Fellow Citizens of the City and the Republic, we have a bigger problem than we thought. There really are subversives working in government, who, if we let them, will undermine our anger and frustration. If we allow people like Eleanor to thrive in government, there is no telling what kind of mayhem and disruption might occur! We must organize faster, otherwise government might actually do things like create a simple one page explanation of the secret Healthcare Plans. Can you imagine an SEC that actually catches the Bernies of the world, even if it is on the fifth try? We might even have Presidents and SecTreases who can get bankers to apologize for their corrupt and reckless behavior.

All over the country people are working themselves and being worked into a frenzy, mostly over the Healthcare Thing, but that's just an excuse. People are really ticked at government at all levels. People in Texas are scared to death of allowing their President to address their children in schools, because of his "socialist" message. New Yorkers wonder if having a State Emperor like the one in New York City would work better that having totally corrupt and/or incapable set of legislators and governors in Albany. Some wonder why we bother to even have something called Albany. Or Springfield, Ill. Or Sacramento. Etc.

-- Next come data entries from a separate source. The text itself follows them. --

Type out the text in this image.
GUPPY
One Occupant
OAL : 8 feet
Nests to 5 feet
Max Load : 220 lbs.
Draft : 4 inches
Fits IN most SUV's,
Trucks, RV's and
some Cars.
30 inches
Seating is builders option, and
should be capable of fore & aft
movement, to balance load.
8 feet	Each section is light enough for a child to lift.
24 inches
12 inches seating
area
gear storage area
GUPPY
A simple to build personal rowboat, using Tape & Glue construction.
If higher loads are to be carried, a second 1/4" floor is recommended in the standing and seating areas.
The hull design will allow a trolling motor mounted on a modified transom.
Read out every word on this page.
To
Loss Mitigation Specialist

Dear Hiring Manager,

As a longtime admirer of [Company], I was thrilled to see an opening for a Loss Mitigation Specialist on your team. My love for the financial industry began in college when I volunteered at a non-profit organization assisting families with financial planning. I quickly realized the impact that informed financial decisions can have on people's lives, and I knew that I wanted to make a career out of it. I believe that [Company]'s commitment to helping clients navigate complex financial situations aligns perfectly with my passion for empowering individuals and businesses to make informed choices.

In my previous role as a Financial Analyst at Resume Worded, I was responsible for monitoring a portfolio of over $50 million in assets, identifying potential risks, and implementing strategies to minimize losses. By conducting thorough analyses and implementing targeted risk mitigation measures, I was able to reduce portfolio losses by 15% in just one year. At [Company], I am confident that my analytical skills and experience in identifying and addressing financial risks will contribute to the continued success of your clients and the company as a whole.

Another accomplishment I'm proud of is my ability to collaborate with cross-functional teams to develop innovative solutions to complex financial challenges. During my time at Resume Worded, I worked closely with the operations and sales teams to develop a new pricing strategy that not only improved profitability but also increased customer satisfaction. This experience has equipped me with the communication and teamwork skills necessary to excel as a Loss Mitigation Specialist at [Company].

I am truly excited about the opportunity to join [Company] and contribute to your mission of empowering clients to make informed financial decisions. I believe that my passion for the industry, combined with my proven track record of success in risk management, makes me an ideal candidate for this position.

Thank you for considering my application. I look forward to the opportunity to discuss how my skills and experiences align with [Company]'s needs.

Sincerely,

On top of all that, we now have to worry about Eleanor Militana and others like her. If we are not careful, city and town governments might watch budgets more carefully and speak to citizens respectfully on a regular basis. This could spread rapidly, leading to high unemployment in the ranks of radio/TV chattering classes. Congress might begin to buy its own lunch! Presidents could think twice about spending trillions so others around the world could learn from our democracy how to get the Chinese to loan them trillions to spread their own ways. And so on.

There are subversives at work in government and they are reasonable, accountable, courteous. This is dangerous.